Up the street, the Royal Book Depot sells notebooks, pens and ring binders. Ajay Pal Singh, the owner, and his entire family got Covid in April. A few weeks later, his next door neighbour, Ajit Jain, became severely ill.
Almost a week later, when Jain was being discharged from the hospital, his family couldn't find anyone to drive their car to bring him home. Ajay Singh, almost recovered, volunteered. "I thought, 'Why can't I help someone?'"

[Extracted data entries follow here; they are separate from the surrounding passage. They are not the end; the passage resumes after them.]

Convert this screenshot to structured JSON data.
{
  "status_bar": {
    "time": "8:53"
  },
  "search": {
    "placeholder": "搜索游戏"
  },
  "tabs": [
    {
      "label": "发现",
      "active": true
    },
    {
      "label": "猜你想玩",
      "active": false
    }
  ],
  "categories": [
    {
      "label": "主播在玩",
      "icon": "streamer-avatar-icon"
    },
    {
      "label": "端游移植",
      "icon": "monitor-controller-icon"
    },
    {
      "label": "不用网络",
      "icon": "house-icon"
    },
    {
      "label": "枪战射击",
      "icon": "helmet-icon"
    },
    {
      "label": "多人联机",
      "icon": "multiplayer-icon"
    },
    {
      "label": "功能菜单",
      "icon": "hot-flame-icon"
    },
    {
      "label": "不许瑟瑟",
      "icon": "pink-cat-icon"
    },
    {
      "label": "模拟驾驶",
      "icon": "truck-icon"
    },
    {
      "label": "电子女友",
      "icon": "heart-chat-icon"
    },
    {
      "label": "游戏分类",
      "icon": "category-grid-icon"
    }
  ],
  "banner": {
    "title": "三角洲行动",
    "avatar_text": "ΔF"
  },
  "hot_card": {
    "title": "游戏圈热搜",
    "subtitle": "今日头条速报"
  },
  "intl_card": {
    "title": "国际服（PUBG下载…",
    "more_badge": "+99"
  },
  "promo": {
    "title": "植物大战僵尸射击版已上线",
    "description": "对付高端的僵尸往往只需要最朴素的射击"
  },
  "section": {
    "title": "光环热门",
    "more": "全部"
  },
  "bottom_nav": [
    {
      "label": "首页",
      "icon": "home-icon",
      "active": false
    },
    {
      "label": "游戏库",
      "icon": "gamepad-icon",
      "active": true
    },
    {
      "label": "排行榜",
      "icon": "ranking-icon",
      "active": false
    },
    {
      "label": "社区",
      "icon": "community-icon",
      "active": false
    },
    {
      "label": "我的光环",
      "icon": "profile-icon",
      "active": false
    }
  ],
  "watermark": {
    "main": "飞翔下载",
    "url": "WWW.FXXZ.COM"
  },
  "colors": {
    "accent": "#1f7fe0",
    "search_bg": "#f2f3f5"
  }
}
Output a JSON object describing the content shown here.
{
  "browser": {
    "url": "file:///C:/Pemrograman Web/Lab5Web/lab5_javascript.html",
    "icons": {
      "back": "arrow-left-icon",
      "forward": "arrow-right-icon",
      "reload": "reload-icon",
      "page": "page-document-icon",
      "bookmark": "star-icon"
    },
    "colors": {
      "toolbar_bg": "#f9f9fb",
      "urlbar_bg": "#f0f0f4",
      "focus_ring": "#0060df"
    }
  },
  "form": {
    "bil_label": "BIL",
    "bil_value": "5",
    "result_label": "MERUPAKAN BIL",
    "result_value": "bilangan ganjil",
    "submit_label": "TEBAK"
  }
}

Just a block away, on Street No. 3, is a Hindu temple. Satya Prakash Vashisht, the 72-year-old priest who runs the temple, said many residents have come to him for advice.
"People are extremely scared," he said. "Their faith in themselves and the future has completely shattered."
Vashisht said he has been working with the people in his neighbourhood who have lost family members and loved ones to the virus. "They ask, 'When will this disease end? What will the future look like?'"
Vashisht has no answers. "I am unable to help them," he said. "I just can't."